Jeff Bezos Says the Bottom Half of Americans Should Pay Zero Federal Income Tax
Jeff Bezos went on CNBC Tuesday and said something that doesn't fit neatly into either political party's talking points.
The Amazon founder and world's fourth-wealthiest person argued that the bottom half of American earners — people who currently pay about 3% of all federal income tax collected — should pay nothing at all.
"I don't think it should be 3%," Bezos said on Squawk Box. "I think it should be zero."
He framed it around his own family's story. His father was a Cuban immigrant. His mother gave birth to him at 17. She built herself up from difficult circumstances and Bezos said he wants people in similar situations today to have that same shot.

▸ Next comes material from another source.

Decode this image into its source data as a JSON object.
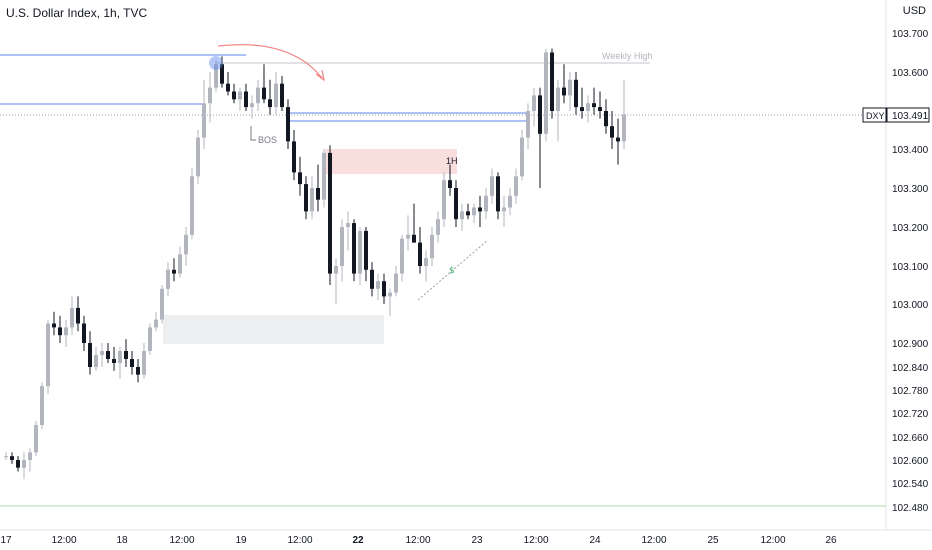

"We can give them a better chance by eliminating their tax bill," he said. "I don't want to reduce it, I want to eliminate it. I think there's something very powerful about zero."
The Numbers Behind It
According to the nonpartisan Tax Foundation, the top half of U.S. taxpayers currently pay 97% of all federal income tax. The bottom half pays 3%. Eliminating that 3% would shift the entire federal income tax burden to the top half — making an already progressive system even more so.
The proposal isn't as dramatic as it sounds on the surface. Tax policy experts note that the existing tax code already includes numerous provisions that significantly reduce the burden on lower- and middle-income families. Many people in the bottom half of earners already owe very little or nothing after credits and deductions.
Matt Gardner, a senior fellow at the Institute on Taxation and Economic Policy, said Bezos's proposal "sounds more grandiose than it is" and argued the real problem isn't what lower income Americans pay — it's what the wealthiest don't pay. According to ITEP research, Amazon received $17.4 billion in federal income tax breaks in 2025 alone.
The Pushback
Bezos also argued that raising taxes on billionaires wouldn't actually help working people.
"You could double the taxes I pay, and it's not gonna help that teacher in Queens, I promise you," he said.
New York City Mayor Zohran Mamdani had a quick response on X — "I know a few teachers in Queens who would beg to differ."
The Political Wrinkle
Bezos's position is genuinely hard to categorize. Conservatives and libertarians typically advocate for lower taxes broadly. Progressives and Democrats typically focus on raising taxes on the wealthy while cutting them for lower earners. Bezos is proposing relief for low income Americans without touching what he and others at his level pay — which satisfies neither side fully and irritates both.
His comments land in the middle of an active debate. California is currently considering a so-called Billionaire Tax — a one-time 5% wealth tax on roughly 200 billionaires that would raise an estimated $100 billion. Several of those billionaires have said they'd rather leave the state than pay it.
Senator Cory Booker recently introduced legislation that would raise the standard deduction to deliver tax relief on the first $75,000 of income for joint filers while raising rates on top earners — a more traditional progressive approach to the same underlying problem Bezos is describing.
Bezos said he plans to advocate for his position in Washington. He didn't say exactly how.
A man worth an estimated $200 billion saying lower income Americans shouldn't have to pay federal taxes is either a genuine act of conscience or very good public relations. Probably worth noting it costs him nothing either way.